Option 2: Deliver the babies now, giving 'C' a chance, but presenting more risk to 'A' and 'B'.

This seemed to be a no brainer for Greta and I, and we chose to deliver the evening of the 21st. It was very strange to be in the operating room just a few hours after our routine appointment. The babies were delivered in a matter of minutes, and were rushed out of the room to be stabilized. Everyone seemed to be doing fairly well the first evening, even the little guy.

Born December 21st 2006 at 9:32 p.m. Niklas Robert Myers 2lb 13 oz
Born December 21st 2006 at 9:32 p.m. Gabriella Maria Myers 2lb 13 oz
Born December 21st 2006 at 9:34 p.m. Lukas Dailius Myers 1lb 12 oz

December 13, 2006

27 Weeks

We experienced a little too much exictement over the past 24 hours. On the night of the 12th, Greta experienced "stabbing" pains in her abdomen all night long which she described as digestive pains. We expained this to Dr.
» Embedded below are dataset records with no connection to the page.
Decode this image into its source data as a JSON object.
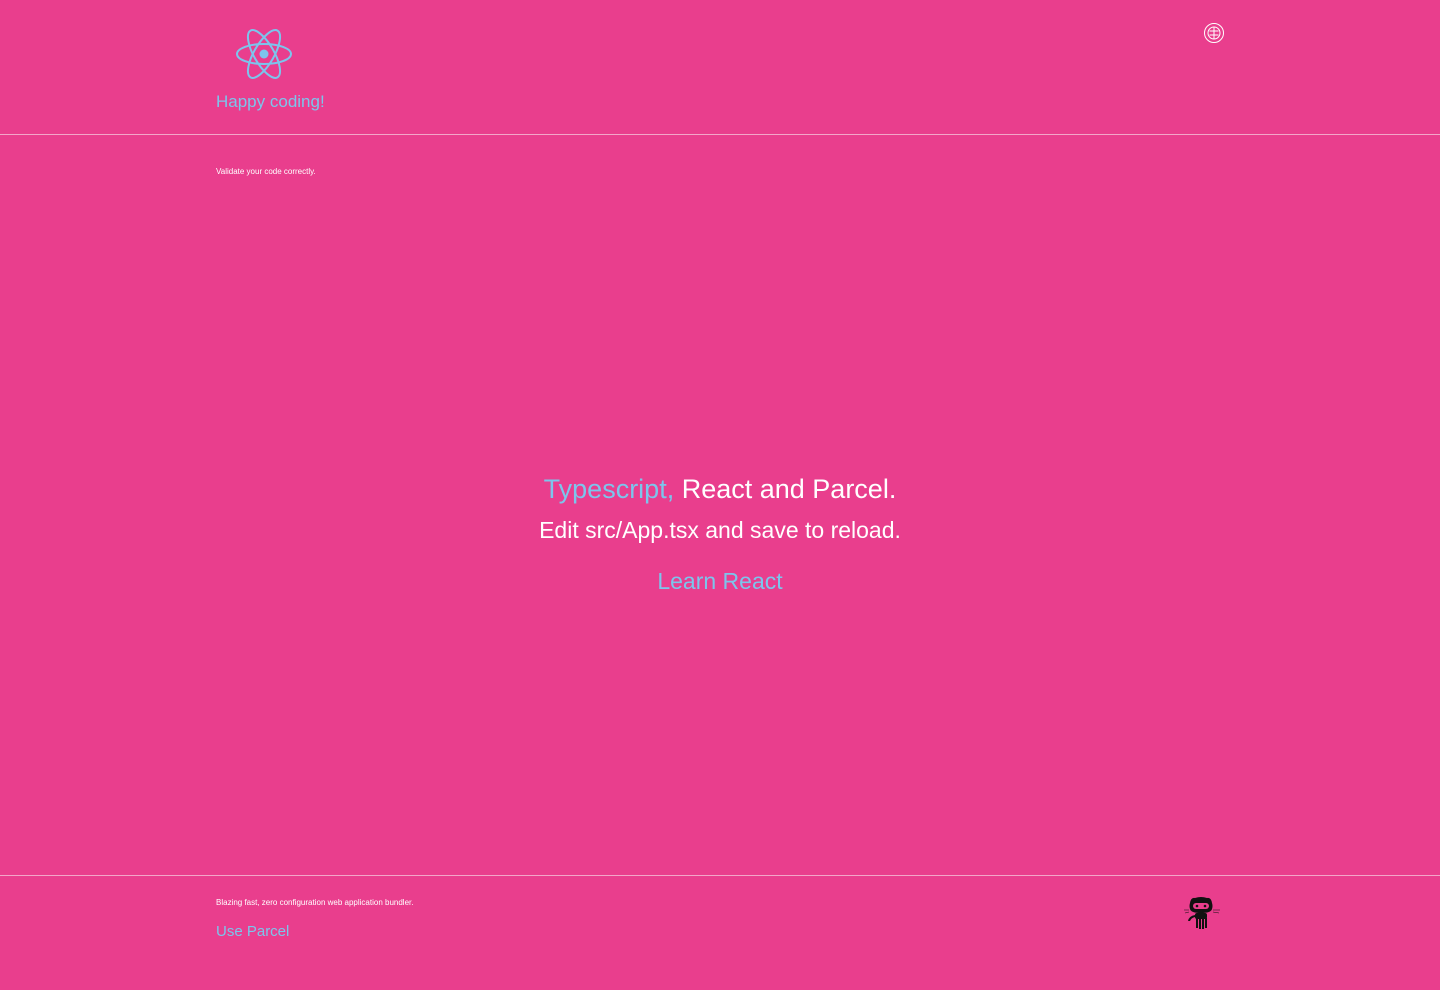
{
  "header": {
    "logo_icon": "react-atom-icon",
    "tagline": "Happy coding!",
    "top_right_icon": "parcel-globe-icon"
  },
  "main": {
    "subtitle": "Validate your code correctly.",
    "hero": {
      "accent": "Typescript,",
      "rest": " React and Parcel.",
      "instruction": "Edit src/App.tsx and save to reload."
    },
    "learn_link": "Learn React"
  },
  "footer": {
    "description": "Blazing fast, zero configuration web application bundler.",
    "link": "Use Parcel",
    "icon": "octocat-icon"
  },
  "colors": {
    "background": "#e93e8d",
    "accent": "#7cc5ec",
    "text": "#ffffff"
  }
}
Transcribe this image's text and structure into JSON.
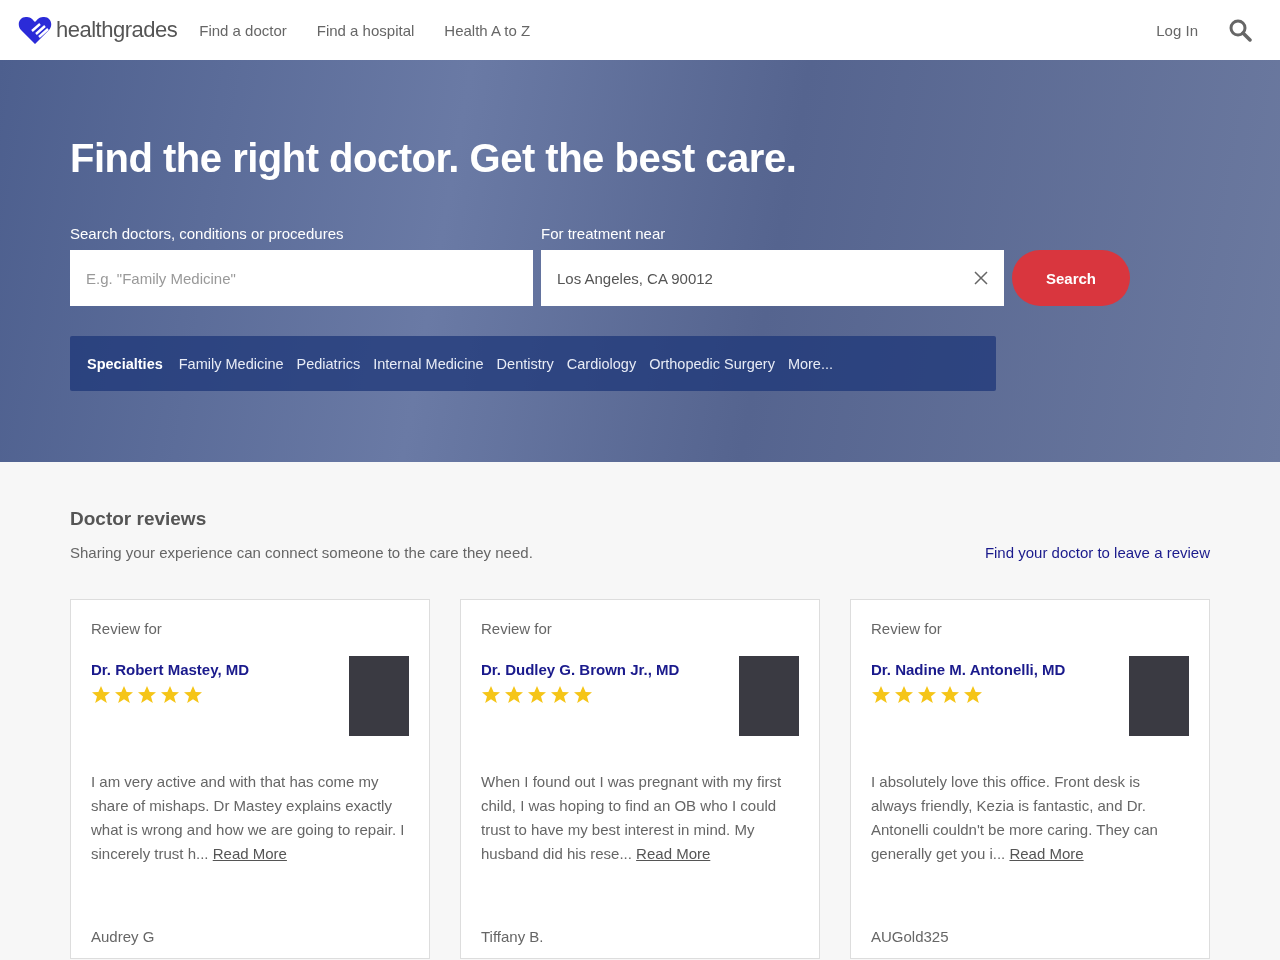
{
  "header": {
    "logo": "healthgrades",
    "nav": [
      "Find a doctor",
      "Find a hospital",
      "Health A to Z"
    ],
    "login": "Log In"
  },
  "hero": {
    "title": "Find the right doctor. Get the best care.",
    "search": {
      "label": "Search doctors, conditions or procedures",
      "placeholder": "E.g. \"Family Medicine\""
    },
    "location": {
      "label": "For treatment near",
      "value": "Los Angeles, CA 90012"
    },
    "button": "Search",
    "specialties": {
      "label": "Specialties",
      "items": [
        "Family Medicine",
        "Pediatrics",
        "Internal Medicine",
        "Dentistry",
        "Cardiology",
        "Orthopedic Surgery",
        "More..."
      ]
    }
  },
  "reviews": {
    "title": "Doctor reviews",
    "subtitle": "Sharing your experience can connect someone to the care they need.",
    "link": "Find your doctor to leave a review",
    "cards": [
      {
        "label": "Review for",
        "doctor": "Dr. Robert Mastey, MD",
        "stars": 5,
        "text": "I am very active and with that has come my share of mishaps. Dr Mastey explains exactly what is wrong and how we are going to repair. I sincerely trust h...",
        "read_more": "Read More",
        "author": "Audrey G"
      },
      {
        "label": "Review for",
        "doctor": "Dr. Dudley G. Brown Jr., MD",
        "stars": 5,
        "text": "When I found out I was pregnant with my first child, I was hoping to find an OB who I could trust to have my best interest in mind. My husband did his rese...",
        "read_more": "Read More",
        "author": "Tiffany B."
      },
      {
        "label": "Review for",
        "doctor": "Dr. Nadine M. Antonelli, MD",
        "stars": 5,
        "text": "I absolutely love this office. Front desk is always friendly, Kezia is fantastic, and Dr. Antonelli couldn't be more caring. They can generally get you i...",
        "read_more": "Read More",
        "author": "AUGold325"
      }
    ]
  }
}
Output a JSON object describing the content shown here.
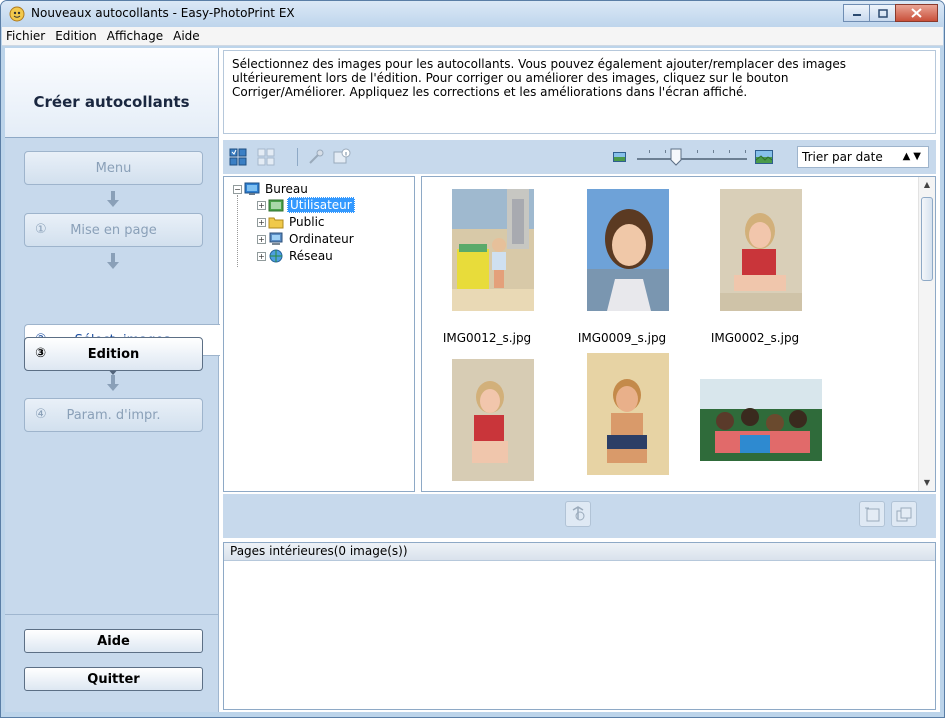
{
  "window": {
    "title": "Nouveaux autocollants - Easy-PhotoPrint EX"
  },
  "menu": {
    "items": [
      {
        "label": "Fichier"
      },
      {
        "label": "Edition"
      },
      {
        "label": "Affichage"
      },
      {
        "label": "Aide"
      }
    ]
  },
  "sidebar": {
    "title": "Créer autocollants",
    "menu_label": "Menu",
    "steps": [
      {
        "num": "①",
        "label": "Mise en page",
        "state": "disabled"
      },
      {
        "num": "②",
        "label": "Sélect. images",
        "state": "current"
      },
      {
        "num": "③",
        "label": "Edition",
        "state": "enabled"
      },
      {
        "num": "④",
        "label": "Param. d'impr.",
        "state": "disabled"
      }
    ],
    "help_label": "Aide",
    "quit_label": "Quitter"
  },
  "instructions": {
    "line1": "Sélectionnez des images pour les autocollants. Vous pouvez également ajouter/remplacer des images",
    "line2": "ultérieurement lors de l'édition. Pour corriger ou améliorer des images, cliquez sur le bouton",
    "line3": "Corriger/Améliorer. Appliquez les corrections et les améliorations dans l'écran affiché."
  },
  "toolbar": {
    "sort_label": "Trier par date",
    "zoom_level": 0.3
  },
  "tree": {
    "root": "Bureau",
    "children": [
      {
        "label": "Utilisateur",
        "selected": true
      },
      {
        "label": "Public",
        "selected": false
      },
      {
        "label": "Ordinateur",
        "selected": false
      },
      {
        "label": "Réseau",
        "selected": false
      }
    ]
  },
  "thumbnails": [
    {
      "filename": "IMG0012_s.jpg"
    },
    {
      "filename": "IMG0009_s.jpg"
    },
    {
      "filename": "IMG0002_s.jpg"
    },
    {
      "filename": ""
    },
    {
      "filename": ""
    },
    {
      "filename": ""
    }
  ],
  "pages": {
    "header": "Pages intérieures(0 image(s))"
  },
  "colors": {
    "panel_bg": "#c7d9ec",
    "selection": "#3399ff",
    "close_button": "#c9503a"
  }
}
Bryant during our appointment on Wednesday and he seemed mildly concerned especially since Greta's cervical length has now shrunk to about 1.5 cm from 2.4 the week before. So, we made another trip over to St. Joseph for observation feeling all too much like professionals at doing so. Everyone thought that she would be there for at least 3-4 days like she was last time but, to our surprise, she was released later that day. They gave the babies another round of steroid shots to hasten lung development that day(they received similar treatment when Greta was hospitalized at 23 weeks), and another round the following morning of the 14th. In all of the excitement, I forgot to take the pictures from the doctor's office, hopefully I can pick them up next week. Greta and I are really having a hard time "holding our breath" through all of this, as it seems time has dramatically slowed down since her first trip to the hospital. Thanks again for all of the calls and visits. Here is a picture of the babies from the outside for a change.

December 6, 2006

26 Weeks

I have been falling behind on these blog posts again because of the proliferation of chores to do around the house. Really, it's shocking how much Greta did around the house. I always thought that I did my fair share, but I think I may have been wrong about that. This week was relatively uneventful except for work, the laundry, the cleaning, the cooking, the shopping, the dog and the worrying on top of it all. Twenty-Six weeks is a good milestone, but we still have our eyes set on the 30 week mark. After that we will concentrate on the "gravy", which is what I am calling every day past 30 weeks. Things have been pretty tough for Greta lately, she never goes outside, has constant heartburn, is continuously in pain and is also worried about the babies staying put. Thanks to everyone who has visited lately and has been thinking about us.